The humor, on the other hand, is debatable as to whether it has gotten better. While there aren't any lowbrow jokes in this one, the best lines to me again came from the penguins, who are laugh riots as usual whenever they have screen presence. Otherwise some scenes have their moments, but more often than not fall flat in the funny department, although I'm sure someone much younger than me would be able to find the movie even funnier than I did.

The movie also seems to have mixed feelings on humans. The aforementioned persistent woman, Captain Chantel DuBois (Frances McDormand), shows feats of strength comparable to the Hulk and seems to be a bit too thorough in her animal tracking skills.
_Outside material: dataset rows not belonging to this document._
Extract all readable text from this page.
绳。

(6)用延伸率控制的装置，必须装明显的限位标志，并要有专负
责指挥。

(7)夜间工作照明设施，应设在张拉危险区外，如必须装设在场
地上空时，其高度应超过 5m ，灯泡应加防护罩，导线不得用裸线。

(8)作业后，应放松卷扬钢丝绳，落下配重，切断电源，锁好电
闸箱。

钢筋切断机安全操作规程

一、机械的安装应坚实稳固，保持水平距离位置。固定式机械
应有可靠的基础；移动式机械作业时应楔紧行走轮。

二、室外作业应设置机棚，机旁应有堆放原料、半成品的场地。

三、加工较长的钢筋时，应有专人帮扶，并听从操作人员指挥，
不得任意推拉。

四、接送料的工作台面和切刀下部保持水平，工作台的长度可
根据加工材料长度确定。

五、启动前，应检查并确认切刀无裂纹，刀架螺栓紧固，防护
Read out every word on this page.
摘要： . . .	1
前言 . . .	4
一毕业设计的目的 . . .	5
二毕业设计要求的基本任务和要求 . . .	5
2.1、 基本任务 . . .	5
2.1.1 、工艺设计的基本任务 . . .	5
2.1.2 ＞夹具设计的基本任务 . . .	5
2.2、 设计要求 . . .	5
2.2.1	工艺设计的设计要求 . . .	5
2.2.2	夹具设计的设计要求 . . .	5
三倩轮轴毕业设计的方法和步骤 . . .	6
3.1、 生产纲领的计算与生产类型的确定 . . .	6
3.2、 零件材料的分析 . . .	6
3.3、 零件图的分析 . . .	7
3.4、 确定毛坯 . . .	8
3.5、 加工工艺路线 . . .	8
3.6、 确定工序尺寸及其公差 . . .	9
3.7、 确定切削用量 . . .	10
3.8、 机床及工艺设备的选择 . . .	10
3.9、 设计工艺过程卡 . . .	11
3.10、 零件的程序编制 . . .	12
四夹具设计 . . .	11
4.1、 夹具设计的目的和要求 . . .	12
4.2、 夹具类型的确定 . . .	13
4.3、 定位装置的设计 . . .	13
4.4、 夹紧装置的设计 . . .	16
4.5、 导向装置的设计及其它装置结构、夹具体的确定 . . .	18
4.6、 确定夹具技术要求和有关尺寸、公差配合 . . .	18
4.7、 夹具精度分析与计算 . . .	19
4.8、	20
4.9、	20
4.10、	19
On the other hand, she and her comrades are at the end placed in a situation that bookends with the first movie, which seems to imply a swift demise when one stops to think about it.
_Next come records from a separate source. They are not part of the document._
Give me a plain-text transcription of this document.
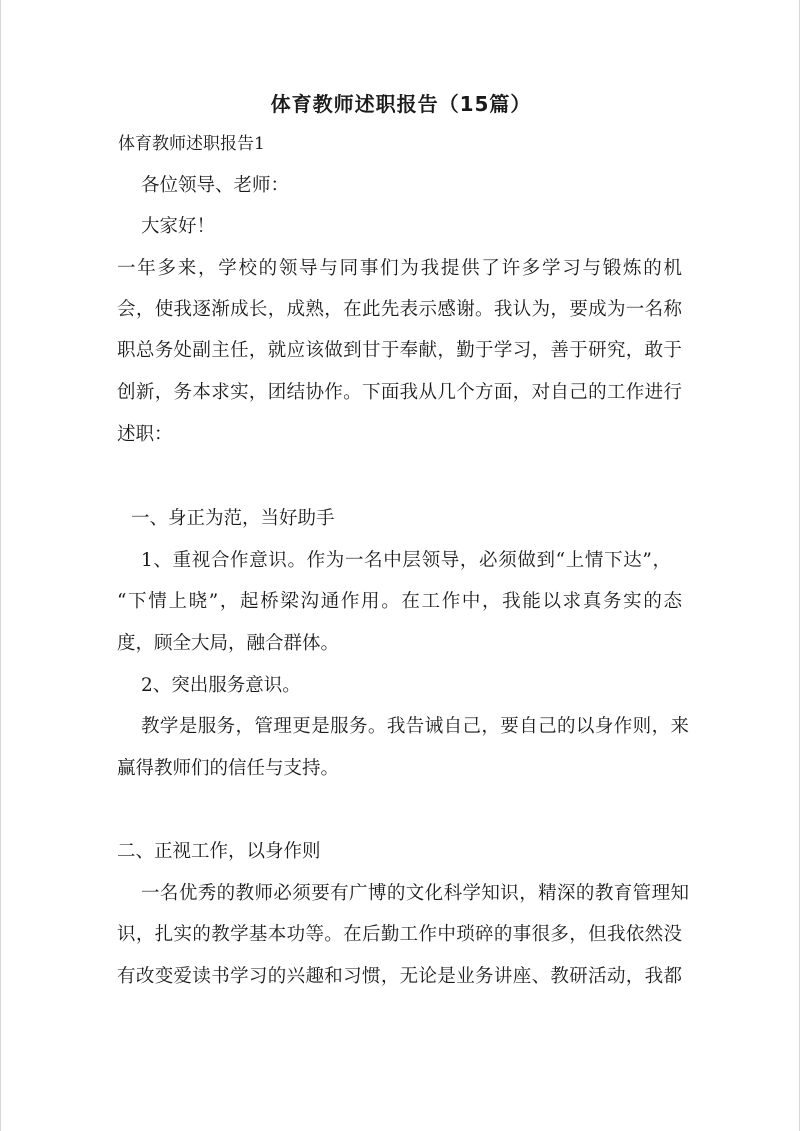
体育教师述职报告（15篇）
体育教师述职报告1
各位领导、老师：
大家好！
一年多来，学校的领导与同事们为我提供了许多学习与锻炼的机
会，使我逐渐成长，成熟，在此先表示感谢。我认为，要成为一名称
职总务处副主任，就应该做到甘于奉献，勤于学习，善于研究，敢于
创新，务本求实，团结协作。下面我从几个方面，对自己的工作进行
述职：
一、身正为范，当好助手
1、重视合作意识。作为一名中层领导，必须做到“上情下达”，
“下情上晓”，起桥梁沟通作用。在工作中，我能以求真务实的态
度，顾全大局，融合群体。
2、突出服务意识。
教学是服务，管理更是服务。我告诫自己，要自己的以身作则，来
赢得教师们的信任与支持。
二、正视工作，以身作则
一名优秀的教师必须要有广博的文化科学知识，精深的教育管理知
识，扎实的教学基本功等。在后勤工作中琐碎的事很多，但我依然没
有改变爱读书学习的兴趣和习惯，无论是业务讲座、教研活动，我都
One thing that I personally had mixed feelings about was the music. Hans Zimmer once again proves that he knows how to set up the tone of a scene and does so flawlessly. On the subject of the other music though, while the soundtrack was mostly good, there was a particular moment where a French song is used to rile the spirirts of hospitalized animal control people, in fact instantly healing them, which seems like it would make more sense to someone who actually spoke the language. Then of course there's the bit with Marty singing about Circus Afros, used endlessly in the advertisements, which only gets more and more grating every time it's heard. However if the audience I was with is any indication, younger kids may find it enjoyable, as the Madagascar series largely appeals to that crowd.

If I may, there was one small thing that bugged me a little, and that was a piece of product placement. In a scene where DuBoi escapes from a cell, an Italian guard asks about a couple of sounds, the second of which blatantly describes a printer as one from HP. While this was the only instance of this sort of advertising, it seems rather odd that that of all things would be written into the actual script.

Overall, Madagascar 3: Europe's Most Wanted is actually better than I expected, but I still feel kind of iffy about it. It has a good plot and most of the music and performances are strong, but there are a few moments that drag the experience down a little. In the end though, I would still recommend this movie, if only for someone to be able to complete their Madagascar experience. If this is the end of the road for these characters, then while I'm satisfied that it ended well for them, this isn't exactly a journey I would take again any time soon.